Tracks the k most frequent items in a stream using bounded memory.

A Top-K tracker combines a CountMinSketch — which estimates how often any item has been seen — with a small list of the k highest-frequency items observed so far. Every insertion updates the sketch and, when the item’s estimated count is high enough, promotes it into the monitored list, evicting the current minimum. Memory is bounded by the sketch size plus k stored keys, regardless of how many distinct items flow through.

The estimate of which items are in the top set is approximate: under heavy churn a true heavy hitter can be missed if it never accumulates a high enough estimate while resident, but frequent, stable items are reported reliably.

Unlike the other structures, TopK stores the keys themselves, so the item type must be Eq + Hash and sized. A key is moved into the monitored list only when it is promoted, so non-promoted insertions store nothing.

§Examples

use bloom_lib::TopK;

let mut top = TopK::new(3, 0.001, 0.001).unwrap();

for _ in 0..100 { top.insert("apple"); }
for _ in 0..50  { top.insert("banana"); }
for _ in 0..10  { top.insert("cherry"); }
for _ in 0..1   { top.insert("date"); }

let ranked = top.top();
assert_eq!(ranked[0].0, &"apple");
assert_eq!(ranked[1].0, &"banana");
assert_eq!(ranked.len(), 3); // only k items are kept

Implementations§

Source§

impl<T> TopK<T, DefaultHashBuilder>
where T: Hash + Eq,

Source

pub fn new(k: usize, epsilon: f64, delta: f64) -> Result<Self, Error>

Creates a tracker for the top k items, with an underlying sketch sized for error epsilon at confidence 1 - delta, using the default hasher.

§Parameters
  • k: how many top items to keep. Must be non-zero.
  • epsilon: the sketch error factor, in (0.0, 1.0).
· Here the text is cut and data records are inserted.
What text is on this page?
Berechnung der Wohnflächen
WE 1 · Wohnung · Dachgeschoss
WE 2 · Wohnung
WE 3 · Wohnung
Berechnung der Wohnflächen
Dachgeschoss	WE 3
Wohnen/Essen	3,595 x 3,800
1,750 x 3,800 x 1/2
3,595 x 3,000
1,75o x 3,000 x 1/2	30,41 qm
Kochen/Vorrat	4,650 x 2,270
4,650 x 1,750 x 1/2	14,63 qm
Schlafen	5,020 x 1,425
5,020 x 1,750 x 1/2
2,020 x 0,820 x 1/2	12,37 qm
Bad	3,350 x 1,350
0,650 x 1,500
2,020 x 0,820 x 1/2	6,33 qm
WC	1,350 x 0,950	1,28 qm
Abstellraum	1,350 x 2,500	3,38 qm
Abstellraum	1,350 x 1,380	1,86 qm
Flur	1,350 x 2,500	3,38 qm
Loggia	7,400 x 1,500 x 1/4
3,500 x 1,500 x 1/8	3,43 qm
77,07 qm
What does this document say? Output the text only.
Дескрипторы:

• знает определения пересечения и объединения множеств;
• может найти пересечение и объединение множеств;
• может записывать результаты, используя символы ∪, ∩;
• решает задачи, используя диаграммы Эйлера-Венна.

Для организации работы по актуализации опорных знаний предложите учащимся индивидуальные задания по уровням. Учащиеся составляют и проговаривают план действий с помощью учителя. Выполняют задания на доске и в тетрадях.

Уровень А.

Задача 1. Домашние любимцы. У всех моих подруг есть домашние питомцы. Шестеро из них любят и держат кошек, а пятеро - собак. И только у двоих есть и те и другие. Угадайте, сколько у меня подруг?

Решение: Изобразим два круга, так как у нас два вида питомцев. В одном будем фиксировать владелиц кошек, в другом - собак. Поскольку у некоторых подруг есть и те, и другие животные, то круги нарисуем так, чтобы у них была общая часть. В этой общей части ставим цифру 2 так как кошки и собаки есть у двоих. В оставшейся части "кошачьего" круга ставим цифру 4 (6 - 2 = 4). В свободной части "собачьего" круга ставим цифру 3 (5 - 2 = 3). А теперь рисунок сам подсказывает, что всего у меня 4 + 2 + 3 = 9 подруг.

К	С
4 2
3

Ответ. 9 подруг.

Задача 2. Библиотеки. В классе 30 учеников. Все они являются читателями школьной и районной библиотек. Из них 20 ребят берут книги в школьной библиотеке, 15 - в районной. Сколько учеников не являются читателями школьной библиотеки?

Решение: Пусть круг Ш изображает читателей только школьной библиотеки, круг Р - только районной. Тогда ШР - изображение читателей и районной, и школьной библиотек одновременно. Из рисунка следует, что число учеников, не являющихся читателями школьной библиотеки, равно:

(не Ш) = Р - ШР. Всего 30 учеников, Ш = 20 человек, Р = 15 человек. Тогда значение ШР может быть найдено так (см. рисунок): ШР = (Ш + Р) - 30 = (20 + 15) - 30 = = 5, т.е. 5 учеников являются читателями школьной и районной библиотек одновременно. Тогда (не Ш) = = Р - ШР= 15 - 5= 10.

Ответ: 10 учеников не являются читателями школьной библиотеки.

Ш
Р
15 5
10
Smaller is more accurate and uses more memory.
  • delta: the sketch failure probability, in (0.0, 1.0).
§Errors

Returns Error::InvalidParameter if k is zero, or if epsilon or delta is not a finite value in (0.0, 1.0).

§Examples
use bloom_lib::TopK;

let top = TopK::<&str>::new(10, 0.001, 0.001).unwrap();
assert_eq!(top.k(), 10);
assert!(top.is_empty());
Source§

impl<T, S> TopK<T, S>
where T: Hash + Eq, S: BuildHasher,

Source

pub fn with_hasher( k: usize, epsilon: f64, delta: f64, hasher: S, ) -> Result<Self, Error>

Creates a tracker with a caller-supplied hasher.

§Errors

Returns Error::InvalidParameter if k is zero, or if epsilon or delta is not a finite value in (0.0, 1.0).

§Examples
use std::collections::hash_map::RandomState;
use bloom_lib::TopK;

let top: TopK<&str, RandomState> =
    TopK::with_hasher(10, 0.001, 0.001, RandomState::new()).unwrap();
Source

pub fn insert(&mut self, item: T)

Records one occurrence of item, updating the sketch and the top set.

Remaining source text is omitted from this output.